@ morice
Charden ne s’est jamais pris pour Rimbaud.
C’était avant tout un compositeur.
Mais qui savait aussi écrire avec talent.
Pour ce qui est de l’album « La Chine » , sorti en 1970, soit AVANT les duos Stone et Charden, voici ce qu’en disaait une critique de Rock and Folk à l’époque :
Il faut parfois
avoir des oreilles. Il faut quelquefois écarter ses œillères ; enlever ses
lunettes déformantes, jeter ses préjugés par la fenêtre, faire son mea-culpa et
partir en pénitence. Douce pénitence quand il s’agit de suivre le chemin musical
d’Éric Charden tout au long des différentes plages de son nouvel album. On
court d’étonnement en surprise, de surprise en admiration. Il y a tout d’abord
cette pochette originale, grande photo dorée pliée en quatre sous une enveloppe
plastique et extérieurement toute noire. Il y a, ensuite, en forme
d’introduction, d’ouverture ou de dédicace, “Mes amis”, surtout faite pour
clouer le bec aux détracteurs de tout poil. “Charden, où as-tu gaulé cet
air-là ?” Ces airs-là, ceux qui suivent, les dix autres de cet album, tous
dissemblables, tous reliés par une même ambiance, une même couleur, la couleur
Charden, ont au-dessus d’eux un souvenir qui plane, comme une sonorité déjà
entendue, une forme déjà vue. La saveur nouvelle excite la mémoire. Les Beatles
(ce n’est pas un hasard si j’en réfère à eux), dans leur génie, se permettent
de faire du “à la manière de”. On retrouve de tout dans leur dernier et génial
double album. Ils se copient eux-mêmes, dans leurs propres tics, leurs manies.

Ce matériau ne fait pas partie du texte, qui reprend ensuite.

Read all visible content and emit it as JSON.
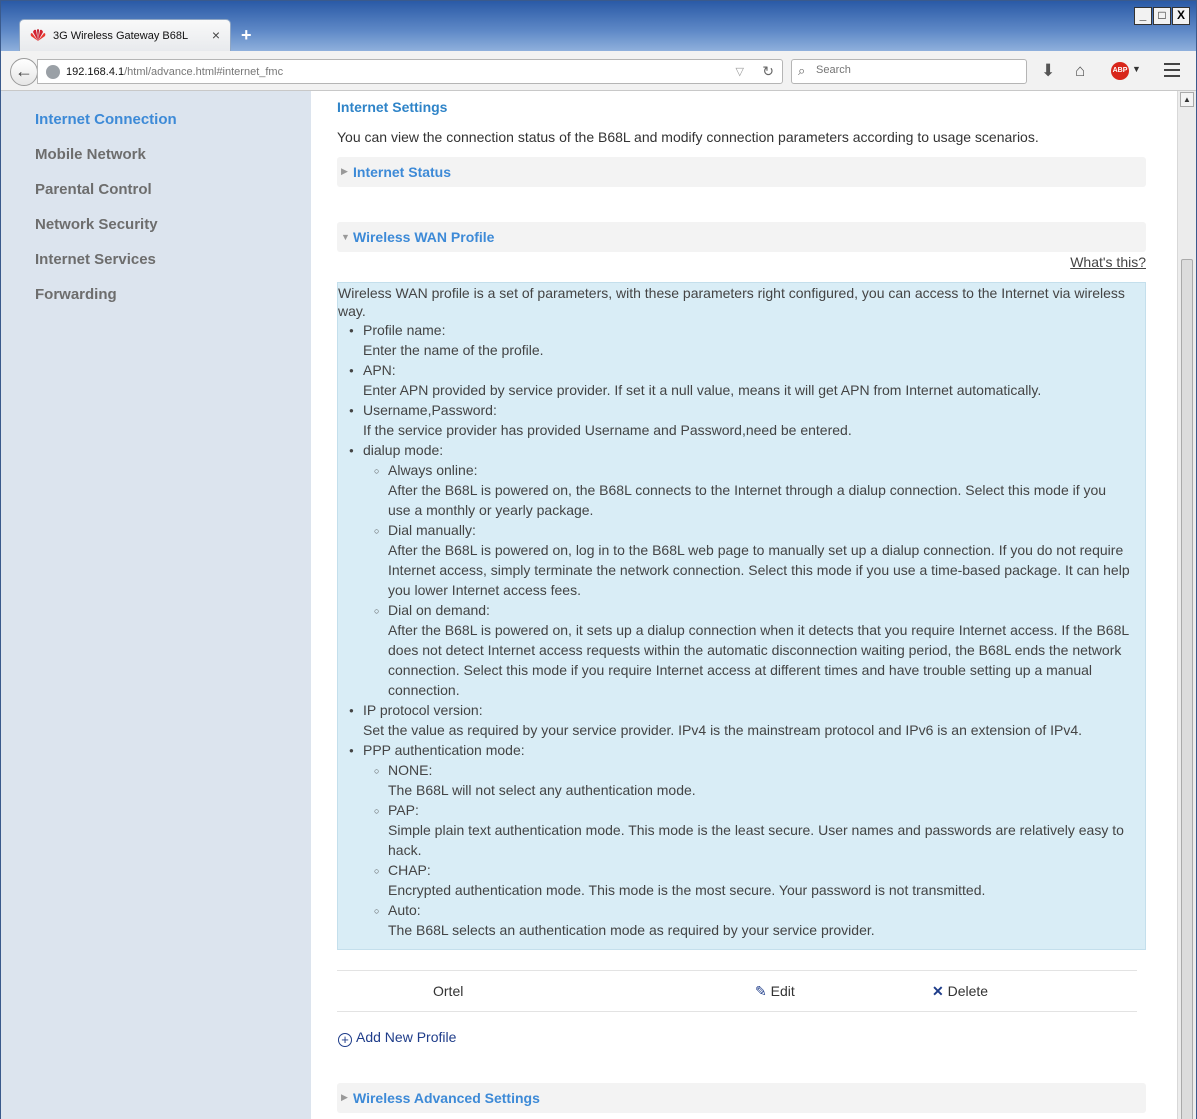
{
  "browser": {
    "tab_title": "3G Wireless Gateway B68L",
    "tab_close": "×",
    "new_tab": "+",
    "url_host": "192.168.4.1",
    "url_path": "/html/advance.html#internet_fmc",
    "search_placeholder": "Search",
    "window_buttons": [
      "_",
      "□",
      "X"
    ],
    "abp_label": "ABP"
  },
  "sidebar": {
    "items": [
      {
        "label": "Internet Connection",
        "active": true
      },
      {
        "label": "Mobile Network"
      },
      {
        "label": "Parental Control"
      },
      {
        "label": "Network Security"
      },
      {
        "label": "Internet Services"
      },
      {
        "label": "Forwarding"
      }
    ]
  },
  "main": {
    "title": "Internet Settings",
    "intro": "You can view the connection status of the B68L and modify connection parameters according to usage scenarios.",
    "sections": {
      "status": "Internet Status",
      "wan_profile": "Wireless WAN Profile",
      "advanced": "Wireless Advanced Settings"
    },
    "whats_this": "What's this?",
    "help": {
      "desc": "Wireless WAN profile is a set of parameters, with these parameters right configured, you can access to the Internet via wireless way.",
      "lines": [
        {
          "lvl": 1,
          "t": "Profile name:"
        },
        {
          "lvl": 1.5,
          "t": "Enter the name of the profile."
        },
        {
          "lvl": 1,
          "t": "APN:"
        },
        {
          "lvl": 1.5,
          "t": "Enter APN provided by service provider. If set it a null value, means it will get APN from Internet automatically."
        },
        {
          "lvl": 1,
          "t": "Username,Password:"
        },
        {
          "lvl": 1.5,
          "t": "If the service provider has provided Username and Password,need be entered."
        },
        {
          "lvl": 1,
          "t": "dialup mode:"
        },
        {
          "lvl": 2,
          "t": "Always online:"
        },
        {
          "lvl": 2.5,
          "t": "After the B68L is powered on, the B68L connects to the Internet through a dialup connection. Select this mode if you"
        },
        {
          "lvl": 2.5,
          "t": "use a monthly or yearly package."
        },
        {
          "lvl": 2,
          "t": "Dial manually:"
        },
        {
          "lvl": 2.5,
          "t": "After the B68L is powered on, log in to the B68L web page to manually set up a dialup connection. If you do not require"
        },
        {
          "lvl": 2.5,
          "t": "Internet access, simply terminate the network connection. Select this mode if you use a time-based package. It can help"
        },
        {
          "lvl": 2.5,
          "t": "you lower Internet access fees."
        },
        {
          "lvl": 2,
          "t": "Dial on demand:"
        },
        {
          "lvl": 2.5,
          "t": "After the B68L is powered on, it sets up a dialup connection when it detects that you require Internet access. If the B68L"
        },
        {
          "lvl": 2.5,
          "t": "does not detect Internet access requests within the automatic disconnection waiting period, the B68L ends the network"
        },
        {
          "lvl": 2.5,
          "t": "connection. Select this mode if you require Internet access at different times and have trouble setting up a manual"
        },
        {
          "lvl": 2.5,
          "t": "connection."
        },
        {
          "lvl": 1,
          "t": "IP protocol version:"
        },
        {
          "lvl": 1.5,
          "t": "Set the value as required by your service provider. IPv4 is the mainstream protocol and IPv6 is an extension of IPv4."
        },
        {
          "lvl": 1,
          "t": "PPP authentication mode:"
        },
        {
          "lvl": 2,
          "t": "NONE:"
        },
        {
          "lvl": 2.5,
          "t": "The B68L will not select any authentication mode."
        },
        {
          "lvl": 2,
          "t": "PAP:"
        },
        {
          "lvl": 2.5,
          "t": "Simple plain text authentication mode. This mode is the least secure. User names and passwords are relatively easy to"
        },
        {
          "lvl": 2.5,
          "t": "hack."
        },
        {
          "lvl": 2,
          "t": "CHAP:"
        },
        {
          "lvl": 2.5,
          "t": "Encrypted authentication mode. This mode is the most secure. Your password is not transmitted."
        },
        {
          "lvl": 2,
          "t": "Auto:"
        },
        {
          "lvl": 2.5,
          "t": "The B68L selects an authentication mode as required by your service provider."
        }
      ]
    },
    "profiles": [
      {
        "name": "Ortel",
        "edit": "Edit",
        "delete": "Delete"
      }
    ],
    "add_profile": "Add New Profile"
  },
  "colors": {
    "accent": "#3d8ad7",
    "sidebar_bg": "#dce4ee",
    "help_bg": "#d9edf6"
  }
}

Charden, plus modestement, s’est contenté d’écouter, beaucoup, passionnément.
Il est allé à la bonne source. Mais il a bien digéré la leçon des maîtres. Et
maintenant qu’elle est en lui, il crée. Il part tout seul à la découverte. Tout
seul, non. En compagnie d’une fine équipe. D’abord, Jean-Claude Petit,
compositeur de certaines des musiques mais qui a surtout écrit en collaboration
étroite avec Charden des arrangements formidables, avec un foisonnement
d’idées, de trouvailles. Jean-Claude Petit nous surprend à chaque tour de
sillon. Bernard Estardy, le preneur de son – que ce nom est machiavélique dans
ces cas-là ! – a réussi des enregistrements fidèles mais eux aussi
inventifs, jouant de l’écho et de toutes les ressources modernes de
l’électronique. Et Charles Talar, le directeur de production. L’album dans son
ordonnance finale a été bien composé, bien programmé. Ouverture, chanson
triste, chanson gaie et parodique comme “Rebecca”, clin d’œil 1925. Ou encore
“La Chine”, tube apparent. Il en est de même pour la face B, qui attaque par une
intro très folk, des pas à droite en stéréo que vient rejoindre une guitare
sèche à gauche, puis entrée du chanteur au milieu, bientôt soutenu par des
cordes, et une flûte. Exemple de progression dramatique. Et les surprises
agréables continuent, jusqu’à un autre clin d’œil, “point d’orgue” final :
“La Vie”, musique de ballet, de comédie musicale, hommage à Stanley Donen,
Vicente Minelli ou Georges Cukor. Éric Charden a été beaucoup critiqué. Il le
sera encore sans doute. Les jaloux ne manquent pas. De la gauche vers la
droite, comptez-vous, Messieurs. Je n’aimais pas beaucoup non plus ses chansons
à gimmicks gloutons. Je le prenais pour un imitateur au savoir-faire à toute
épreuve. Un fabricant de tubes. L’apprenti sorcier a cassé sa tirelire,
renversé les éprouvettes, jeté au vent les recettes des maîtres. On ne peut pas
accuser quelqu’un d’être influencé par ce qu’il aime. Surtout quand les maîtres
sont les génies musicaux de la pop music. Charden est maintenant Charden tel
qu’en lui-même les “D.J.” l’ont fait. Un auteur pop. C’est si rare de par ici.
Il faut le saluer. » – Pierre Chatenier.